Lawyers were making their closing arguments to jurors who will decide whether Michael Slager, 35, committed a crime when he killed 50-year-old Walter Scott in North Charleston.
Slager testified on Tuesday that he was afraid when he shot Scott, who state prosecutors said fled a traffic stop because he was behind on child-support payments and feared he might be arrested.
Attorney Andy Savage told the jury of 11 white people and one black person to consider not just the video, captured by a bystander and viewed by millions of Americans, but all the evidence presented since testimony began earlier this month.
Warning: Video contains graphic violence and language.
"Setting the false narrative aside, let's look at the truth," he told jurors in a Charleston courtroom.
Earlier on Wednesday, the jury visited the empty lot in North Charleston where the shooting occurred, taking in a final bit of evidence in a case that intensified national debate about racial bias in law enforcement. The April 4, 2015, incident began when Slager stopped Scott's car for a broken brake light, and Scott fled. Slager chased the man, first firing a Taser stun gun at him and then drawing his firearm after a tussle.
Savage said Slager shot him "in fear of his life", noting that the officer did not know at the time that Scott was unarmed.

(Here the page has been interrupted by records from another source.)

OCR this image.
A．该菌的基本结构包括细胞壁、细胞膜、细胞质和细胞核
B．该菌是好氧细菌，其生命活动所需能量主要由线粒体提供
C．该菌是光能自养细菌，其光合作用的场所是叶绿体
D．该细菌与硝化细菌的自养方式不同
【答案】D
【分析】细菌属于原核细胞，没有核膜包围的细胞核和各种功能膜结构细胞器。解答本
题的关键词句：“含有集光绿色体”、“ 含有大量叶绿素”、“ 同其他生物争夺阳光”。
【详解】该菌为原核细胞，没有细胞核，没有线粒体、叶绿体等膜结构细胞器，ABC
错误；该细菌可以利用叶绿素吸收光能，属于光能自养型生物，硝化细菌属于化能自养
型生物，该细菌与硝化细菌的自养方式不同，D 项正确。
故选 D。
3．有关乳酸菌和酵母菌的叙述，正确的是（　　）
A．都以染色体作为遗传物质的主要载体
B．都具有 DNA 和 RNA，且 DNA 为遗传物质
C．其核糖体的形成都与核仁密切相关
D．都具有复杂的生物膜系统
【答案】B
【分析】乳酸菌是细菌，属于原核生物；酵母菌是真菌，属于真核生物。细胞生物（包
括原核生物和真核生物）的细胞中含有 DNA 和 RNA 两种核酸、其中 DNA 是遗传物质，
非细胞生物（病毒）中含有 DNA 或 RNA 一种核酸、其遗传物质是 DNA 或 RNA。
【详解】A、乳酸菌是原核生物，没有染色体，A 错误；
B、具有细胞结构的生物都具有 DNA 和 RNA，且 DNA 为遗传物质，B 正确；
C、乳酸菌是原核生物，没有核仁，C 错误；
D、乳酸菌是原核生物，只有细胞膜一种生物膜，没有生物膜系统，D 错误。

He said the video transformed Slager into a national symbol for a wave of controversial police killings of black men in cities including New York, Baltimore and Ferguson, Missouri. Slager was fired, arrested and charged with murder.
Solicitor Scarlett Wilson told jurors that they had to find Slager acted with malice to convict him of murder.
"It can be meanness. It can be ill will. It can be just a plain and reckless indifference to human life - like eight shots in the back," she said.
Prosecutors contend Slager did not appear to be in danger when he hit Scott with five of those shots. The jury could also weigh a lesser charge of voluntary manslaughter for Slager, who faces a maximum of life in prison if convicted of murder.